So do I try and quell my dillettante-ish quest to learn everything to do with language and logic, and just get on with studying law?
Do I try and satisfy my lust for learning and keep on with studying those things at home, with little to show for it?
Or is there a post-graduate programme or field of studies I'm overlooking? I'm thinking of something like Symbolic Systems at Stanford (which seems more undergrad orientated) Would anyone even take me?

I'd love to do like Joseph Campbell and spend 5 years reading intensively in a shed in the wilderness, but I'm dealing with anxiety/add issues; I really think I'd fall apart without more structure and short term goals...

Thanks if you've read all of this! I'm driving myself crazy trying to tie these things together in some kind of coherent, worthwhile sense. Part of this is definitely me upset that *maybe* I'm not as smart and successful as I imagined myself to be, but I think I could do well if I got reenchanted by education. I could also just try and get by in the real world, but education does mean a lot to me.

Bonus points if you can suggest cool futuristic fields of study, and how to get at them - you know, neural networks, ontologies, natural language programming (all this stuff has to have links with law) - I'd even like to try programming, but as alluded to, I don't think I could do it on my own; I'd need structure: it would just become one more thing amongst all the other cool learning vying for attention. I'd prob start, then drop it after being distracted by a shiny penny and deciding numismatics is what I *really* want to study..

Thanks
posted by macg02 to Education (4 answers total) 3 users marked this as a favorite
 
Hey there,

I did my undergraduate and graduate degrees in Symbolic Systems and think it's a great fit for the interests you describe. There's a recently-created (in the last 8 years or so) Master's program, which also opened up to people who didn't do their undergrad at Stanford a couple years ago. As part of your MS, you'd have to take about a year of classes to satisfy the background requirements, but they'd be in cogsci/linguistics/computer science, all of which you sound interested in.
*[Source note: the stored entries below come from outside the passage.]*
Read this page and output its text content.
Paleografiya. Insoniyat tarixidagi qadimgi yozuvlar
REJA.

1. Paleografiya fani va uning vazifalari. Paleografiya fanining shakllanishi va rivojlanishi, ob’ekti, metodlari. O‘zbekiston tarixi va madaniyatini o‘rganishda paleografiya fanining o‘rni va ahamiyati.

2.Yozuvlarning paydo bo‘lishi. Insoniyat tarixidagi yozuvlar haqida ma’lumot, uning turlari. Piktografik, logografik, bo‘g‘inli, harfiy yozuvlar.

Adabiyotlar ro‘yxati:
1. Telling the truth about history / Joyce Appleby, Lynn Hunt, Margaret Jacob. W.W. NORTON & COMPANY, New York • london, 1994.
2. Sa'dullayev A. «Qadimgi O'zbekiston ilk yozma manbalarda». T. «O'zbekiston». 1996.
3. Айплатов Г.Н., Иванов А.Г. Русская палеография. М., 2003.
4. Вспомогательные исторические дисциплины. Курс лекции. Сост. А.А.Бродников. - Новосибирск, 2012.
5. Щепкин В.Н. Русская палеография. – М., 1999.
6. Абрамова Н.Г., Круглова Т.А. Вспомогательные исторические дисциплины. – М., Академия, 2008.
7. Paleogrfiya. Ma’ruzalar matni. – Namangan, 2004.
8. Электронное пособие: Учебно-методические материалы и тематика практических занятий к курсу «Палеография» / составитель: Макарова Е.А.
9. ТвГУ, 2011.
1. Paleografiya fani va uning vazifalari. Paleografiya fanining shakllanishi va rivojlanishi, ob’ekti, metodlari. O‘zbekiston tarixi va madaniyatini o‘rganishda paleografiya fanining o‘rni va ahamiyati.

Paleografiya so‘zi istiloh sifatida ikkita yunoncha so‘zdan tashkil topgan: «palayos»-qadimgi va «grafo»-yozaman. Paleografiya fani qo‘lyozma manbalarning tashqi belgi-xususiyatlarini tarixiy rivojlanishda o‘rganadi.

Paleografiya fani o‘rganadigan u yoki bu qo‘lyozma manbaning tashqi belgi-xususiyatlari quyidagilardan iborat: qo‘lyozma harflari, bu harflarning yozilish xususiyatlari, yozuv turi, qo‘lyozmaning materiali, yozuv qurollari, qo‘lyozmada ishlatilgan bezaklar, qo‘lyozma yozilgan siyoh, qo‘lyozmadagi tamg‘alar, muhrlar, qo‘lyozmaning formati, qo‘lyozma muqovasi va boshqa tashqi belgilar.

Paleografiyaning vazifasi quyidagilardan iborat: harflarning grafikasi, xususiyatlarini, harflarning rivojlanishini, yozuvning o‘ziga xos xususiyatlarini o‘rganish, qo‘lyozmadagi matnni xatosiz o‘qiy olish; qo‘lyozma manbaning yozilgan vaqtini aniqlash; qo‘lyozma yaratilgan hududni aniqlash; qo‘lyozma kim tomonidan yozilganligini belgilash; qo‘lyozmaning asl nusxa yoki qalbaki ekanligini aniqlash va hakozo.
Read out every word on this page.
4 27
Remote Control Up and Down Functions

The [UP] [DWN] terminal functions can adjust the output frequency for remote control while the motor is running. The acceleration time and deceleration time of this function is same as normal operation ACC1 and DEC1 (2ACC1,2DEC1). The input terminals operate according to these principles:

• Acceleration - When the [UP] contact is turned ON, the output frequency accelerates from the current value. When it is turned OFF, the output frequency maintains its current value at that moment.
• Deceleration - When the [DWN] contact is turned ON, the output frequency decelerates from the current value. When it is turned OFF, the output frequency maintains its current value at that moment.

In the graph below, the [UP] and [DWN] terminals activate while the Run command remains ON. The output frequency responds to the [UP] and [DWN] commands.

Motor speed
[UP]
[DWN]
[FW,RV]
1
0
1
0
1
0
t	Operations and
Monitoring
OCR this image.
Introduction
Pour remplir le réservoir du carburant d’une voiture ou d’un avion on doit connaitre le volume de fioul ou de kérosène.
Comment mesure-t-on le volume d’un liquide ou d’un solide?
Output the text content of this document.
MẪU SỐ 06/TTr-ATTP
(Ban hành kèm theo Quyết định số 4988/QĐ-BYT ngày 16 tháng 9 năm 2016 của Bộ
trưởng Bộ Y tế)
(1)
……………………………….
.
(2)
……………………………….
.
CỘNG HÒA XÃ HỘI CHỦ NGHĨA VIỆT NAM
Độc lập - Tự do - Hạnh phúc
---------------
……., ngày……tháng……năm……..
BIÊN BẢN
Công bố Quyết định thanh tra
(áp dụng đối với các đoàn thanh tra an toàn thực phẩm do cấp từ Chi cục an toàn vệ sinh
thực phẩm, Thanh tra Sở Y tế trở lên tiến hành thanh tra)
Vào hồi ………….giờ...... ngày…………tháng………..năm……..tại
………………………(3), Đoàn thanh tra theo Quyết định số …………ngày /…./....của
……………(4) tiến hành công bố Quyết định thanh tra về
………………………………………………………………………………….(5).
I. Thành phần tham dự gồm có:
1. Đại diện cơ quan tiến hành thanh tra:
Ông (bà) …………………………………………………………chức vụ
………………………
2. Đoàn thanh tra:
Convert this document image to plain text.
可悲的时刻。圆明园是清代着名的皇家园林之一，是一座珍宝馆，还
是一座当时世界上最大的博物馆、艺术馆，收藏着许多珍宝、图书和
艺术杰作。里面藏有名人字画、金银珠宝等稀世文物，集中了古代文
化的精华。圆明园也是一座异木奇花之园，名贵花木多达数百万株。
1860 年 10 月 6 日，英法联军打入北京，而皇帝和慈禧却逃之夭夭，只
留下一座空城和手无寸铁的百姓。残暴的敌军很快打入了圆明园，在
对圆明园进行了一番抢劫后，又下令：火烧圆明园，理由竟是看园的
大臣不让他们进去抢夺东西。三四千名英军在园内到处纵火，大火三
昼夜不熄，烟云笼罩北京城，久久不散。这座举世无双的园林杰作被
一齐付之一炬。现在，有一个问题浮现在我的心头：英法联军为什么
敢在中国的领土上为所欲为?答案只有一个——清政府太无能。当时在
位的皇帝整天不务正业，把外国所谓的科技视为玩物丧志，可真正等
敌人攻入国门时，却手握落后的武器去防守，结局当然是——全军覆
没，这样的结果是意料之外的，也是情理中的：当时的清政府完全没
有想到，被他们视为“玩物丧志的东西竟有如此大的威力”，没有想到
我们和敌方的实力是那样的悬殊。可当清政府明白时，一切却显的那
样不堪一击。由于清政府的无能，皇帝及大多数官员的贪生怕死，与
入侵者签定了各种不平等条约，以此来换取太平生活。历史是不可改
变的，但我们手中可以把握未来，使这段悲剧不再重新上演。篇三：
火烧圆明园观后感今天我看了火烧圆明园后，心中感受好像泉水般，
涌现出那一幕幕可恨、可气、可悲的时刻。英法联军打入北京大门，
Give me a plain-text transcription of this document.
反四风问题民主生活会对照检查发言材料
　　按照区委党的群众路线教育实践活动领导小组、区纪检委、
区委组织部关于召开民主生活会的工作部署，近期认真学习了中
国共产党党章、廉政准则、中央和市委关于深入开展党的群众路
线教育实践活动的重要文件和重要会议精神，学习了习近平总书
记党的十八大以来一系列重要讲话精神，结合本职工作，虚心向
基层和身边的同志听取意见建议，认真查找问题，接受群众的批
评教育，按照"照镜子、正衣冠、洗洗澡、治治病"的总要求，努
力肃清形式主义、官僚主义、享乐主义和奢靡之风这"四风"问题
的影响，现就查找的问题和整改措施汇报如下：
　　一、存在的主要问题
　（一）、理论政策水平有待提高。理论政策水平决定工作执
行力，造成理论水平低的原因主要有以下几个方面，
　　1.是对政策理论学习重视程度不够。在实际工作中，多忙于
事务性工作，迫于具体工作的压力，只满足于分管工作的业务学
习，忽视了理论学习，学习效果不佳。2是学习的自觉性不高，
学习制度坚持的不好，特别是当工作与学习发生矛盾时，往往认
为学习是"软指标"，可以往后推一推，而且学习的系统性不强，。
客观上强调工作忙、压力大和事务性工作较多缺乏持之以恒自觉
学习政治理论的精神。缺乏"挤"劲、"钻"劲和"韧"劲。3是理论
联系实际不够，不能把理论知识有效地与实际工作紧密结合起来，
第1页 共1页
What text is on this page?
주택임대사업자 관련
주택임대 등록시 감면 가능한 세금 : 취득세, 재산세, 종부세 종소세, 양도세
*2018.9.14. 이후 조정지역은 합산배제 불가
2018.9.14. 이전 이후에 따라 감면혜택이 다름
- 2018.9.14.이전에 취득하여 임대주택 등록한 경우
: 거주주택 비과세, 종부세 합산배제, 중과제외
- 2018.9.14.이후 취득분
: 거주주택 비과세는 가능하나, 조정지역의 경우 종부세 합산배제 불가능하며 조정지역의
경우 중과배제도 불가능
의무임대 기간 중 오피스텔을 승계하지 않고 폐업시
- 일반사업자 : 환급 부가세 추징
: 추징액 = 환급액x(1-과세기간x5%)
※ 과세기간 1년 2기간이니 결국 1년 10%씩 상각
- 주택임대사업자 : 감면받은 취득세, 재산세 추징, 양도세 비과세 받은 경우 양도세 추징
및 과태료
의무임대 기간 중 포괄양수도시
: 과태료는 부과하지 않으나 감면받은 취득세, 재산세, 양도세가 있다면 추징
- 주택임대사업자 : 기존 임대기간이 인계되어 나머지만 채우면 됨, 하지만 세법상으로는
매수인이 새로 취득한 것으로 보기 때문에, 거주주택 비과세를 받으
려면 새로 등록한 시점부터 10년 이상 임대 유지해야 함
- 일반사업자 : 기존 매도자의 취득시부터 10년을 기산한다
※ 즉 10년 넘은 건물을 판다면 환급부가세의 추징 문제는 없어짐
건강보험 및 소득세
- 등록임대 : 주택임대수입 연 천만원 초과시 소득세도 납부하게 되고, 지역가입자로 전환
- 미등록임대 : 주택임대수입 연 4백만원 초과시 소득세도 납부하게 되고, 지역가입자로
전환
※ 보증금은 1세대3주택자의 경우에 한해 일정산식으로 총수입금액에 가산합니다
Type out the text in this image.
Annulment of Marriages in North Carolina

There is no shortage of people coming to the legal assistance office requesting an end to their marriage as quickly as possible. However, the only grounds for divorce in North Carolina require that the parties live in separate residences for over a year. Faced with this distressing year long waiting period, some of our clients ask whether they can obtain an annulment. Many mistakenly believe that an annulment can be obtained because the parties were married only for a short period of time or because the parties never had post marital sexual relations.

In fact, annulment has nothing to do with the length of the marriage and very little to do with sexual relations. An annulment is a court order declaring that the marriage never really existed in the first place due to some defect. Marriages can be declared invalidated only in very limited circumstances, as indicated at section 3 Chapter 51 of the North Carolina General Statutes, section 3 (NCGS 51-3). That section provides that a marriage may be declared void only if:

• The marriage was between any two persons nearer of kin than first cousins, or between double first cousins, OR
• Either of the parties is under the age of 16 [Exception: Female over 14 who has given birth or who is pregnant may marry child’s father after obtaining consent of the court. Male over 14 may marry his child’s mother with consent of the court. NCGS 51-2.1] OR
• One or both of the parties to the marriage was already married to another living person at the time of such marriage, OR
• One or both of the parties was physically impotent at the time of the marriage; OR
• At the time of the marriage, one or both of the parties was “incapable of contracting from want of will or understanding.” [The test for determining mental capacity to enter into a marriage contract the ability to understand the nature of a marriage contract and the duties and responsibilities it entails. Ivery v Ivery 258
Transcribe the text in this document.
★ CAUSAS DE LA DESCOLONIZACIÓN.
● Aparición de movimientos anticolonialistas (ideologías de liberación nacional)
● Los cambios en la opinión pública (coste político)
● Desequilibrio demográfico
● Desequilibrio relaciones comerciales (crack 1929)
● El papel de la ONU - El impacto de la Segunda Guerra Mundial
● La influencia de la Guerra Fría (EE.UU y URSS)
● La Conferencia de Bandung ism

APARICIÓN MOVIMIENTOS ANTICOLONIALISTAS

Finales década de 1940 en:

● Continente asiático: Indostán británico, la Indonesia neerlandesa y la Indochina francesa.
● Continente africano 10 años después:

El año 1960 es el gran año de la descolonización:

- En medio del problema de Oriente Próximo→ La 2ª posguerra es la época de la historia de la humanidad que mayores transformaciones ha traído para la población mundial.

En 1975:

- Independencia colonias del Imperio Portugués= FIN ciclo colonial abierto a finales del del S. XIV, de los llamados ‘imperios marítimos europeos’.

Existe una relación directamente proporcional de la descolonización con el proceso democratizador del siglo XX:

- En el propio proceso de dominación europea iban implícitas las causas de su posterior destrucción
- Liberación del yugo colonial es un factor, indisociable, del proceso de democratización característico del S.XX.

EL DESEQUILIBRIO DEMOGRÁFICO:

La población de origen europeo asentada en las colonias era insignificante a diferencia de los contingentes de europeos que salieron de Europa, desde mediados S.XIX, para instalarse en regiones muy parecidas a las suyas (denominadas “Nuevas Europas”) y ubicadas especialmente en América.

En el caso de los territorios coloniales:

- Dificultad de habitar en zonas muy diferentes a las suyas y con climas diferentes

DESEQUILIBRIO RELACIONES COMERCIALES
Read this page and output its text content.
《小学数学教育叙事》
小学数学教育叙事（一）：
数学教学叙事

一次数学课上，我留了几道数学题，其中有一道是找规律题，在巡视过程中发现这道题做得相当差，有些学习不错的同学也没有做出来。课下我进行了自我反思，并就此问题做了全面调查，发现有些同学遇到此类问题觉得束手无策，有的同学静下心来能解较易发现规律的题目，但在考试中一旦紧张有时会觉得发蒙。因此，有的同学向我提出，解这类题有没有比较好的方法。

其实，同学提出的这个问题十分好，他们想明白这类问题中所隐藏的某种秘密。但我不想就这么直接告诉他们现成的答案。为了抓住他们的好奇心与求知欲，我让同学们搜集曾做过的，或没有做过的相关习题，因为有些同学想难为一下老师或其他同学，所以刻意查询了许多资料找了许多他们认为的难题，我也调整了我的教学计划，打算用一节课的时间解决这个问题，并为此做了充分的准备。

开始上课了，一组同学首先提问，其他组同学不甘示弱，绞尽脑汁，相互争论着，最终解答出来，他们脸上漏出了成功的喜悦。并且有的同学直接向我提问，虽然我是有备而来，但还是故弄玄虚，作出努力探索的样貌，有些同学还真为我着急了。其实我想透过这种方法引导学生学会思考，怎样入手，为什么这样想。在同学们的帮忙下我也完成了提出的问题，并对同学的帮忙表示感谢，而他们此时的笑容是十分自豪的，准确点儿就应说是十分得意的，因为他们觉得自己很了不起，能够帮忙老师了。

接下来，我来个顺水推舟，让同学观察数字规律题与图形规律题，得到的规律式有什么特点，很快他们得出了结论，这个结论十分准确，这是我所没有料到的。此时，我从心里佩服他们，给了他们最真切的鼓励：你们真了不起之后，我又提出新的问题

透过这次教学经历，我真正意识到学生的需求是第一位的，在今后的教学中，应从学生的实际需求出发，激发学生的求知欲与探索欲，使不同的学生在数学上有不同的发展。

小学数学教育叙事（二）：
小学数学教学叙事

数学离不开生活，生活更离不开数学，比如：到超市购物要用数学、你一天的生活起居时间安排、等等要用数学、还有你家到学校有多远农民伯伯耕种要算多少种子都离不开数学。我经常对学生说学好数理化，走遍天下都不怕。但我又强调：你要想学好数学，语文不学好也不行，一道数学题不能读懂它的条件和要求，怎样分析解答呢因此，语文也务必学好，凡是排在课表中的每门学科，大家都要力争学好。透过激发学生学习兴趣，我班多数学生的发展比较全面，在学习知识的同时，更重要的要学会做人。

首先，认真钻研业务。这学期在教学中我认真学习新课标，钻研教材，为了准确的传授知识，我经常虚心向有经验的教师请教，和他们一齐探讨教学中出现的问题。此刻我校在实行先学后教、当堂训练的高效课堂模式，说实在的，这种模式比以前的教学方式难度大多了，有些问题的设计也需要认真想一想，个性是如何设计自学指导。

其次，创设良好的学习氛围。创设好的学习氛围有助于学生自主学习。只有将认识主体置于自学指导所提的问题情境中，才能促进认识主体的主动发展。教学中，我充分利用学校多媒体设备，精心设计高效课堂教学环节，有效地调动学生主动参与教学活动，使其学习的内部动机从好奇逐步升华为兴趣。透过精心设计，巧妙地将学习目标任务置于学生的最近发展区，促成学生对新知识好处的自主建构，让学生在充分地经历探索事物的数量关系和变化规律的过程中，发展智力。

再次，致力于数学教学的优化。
A major part of the Master's is writing a research thesis, and I'm sure you could work Law into your research if you were so inclined.

Feel free to MeFi Mail me if you have any other Stanford/SymSys questions.
posted by mikeyk at 5:53 AM on September 16, 2009 [1 favorite]


It's "interesting" that your parents want you to study the less immediately practical subjects like philosophy while you went for law which is a field which allows one to get hired somewhere. Usually, it's the other way around.

If you just want to learn what interests you and don't have any practical goals, what could be wrong with a structureless following of what attracts you? What exactly is it about structure that makes you want to have more of it?
posted by Obscure Reference at 6:50 AM on September 16, 2009


Look into the career outlook in whatever particular field you choose. Lawyering right now isn't faring too well - in the U.S. at least, and probably in the Europe as well. Might pick up in a few years, though. Just wanted to add that as a counterpoint to Obscure Reference's idea, because to me a computational linguistics degree and similar degrees would provide a good foundation for a career you're interested in, whereas there are a lot of newly minted lawyers out there for a lot fewer jobs than there were a couple of years ago.
posted by lorrer at 8:32 AM on September 16, 2009


Response by poster: Obscure Reference, it's not that I have no practical goals at all, it's just that I'd like to have that warm feeling of learning something and (hopefully) excelling in it before I go down that path. Law hasn't given me that, so far. The shed thing was a bit of a joke. I'm afraid I'd get (more) isolated, come back after the five years with a beard and a unified theory of everything (incorporating time cubes)...

lorrer, I've definitely read about comp. linguistics being a field with good prospects. Maybe biting the bullet and doing a second degree would be the way to go, only I think some form of graduate studies would make it more coherent and seem less like I'm a lawyer who got cold feet.

Anyway, thanks for the answers. I think asking the question was almost as much as answering it. I'll try and talk to some comp. linguists in college and see what they think.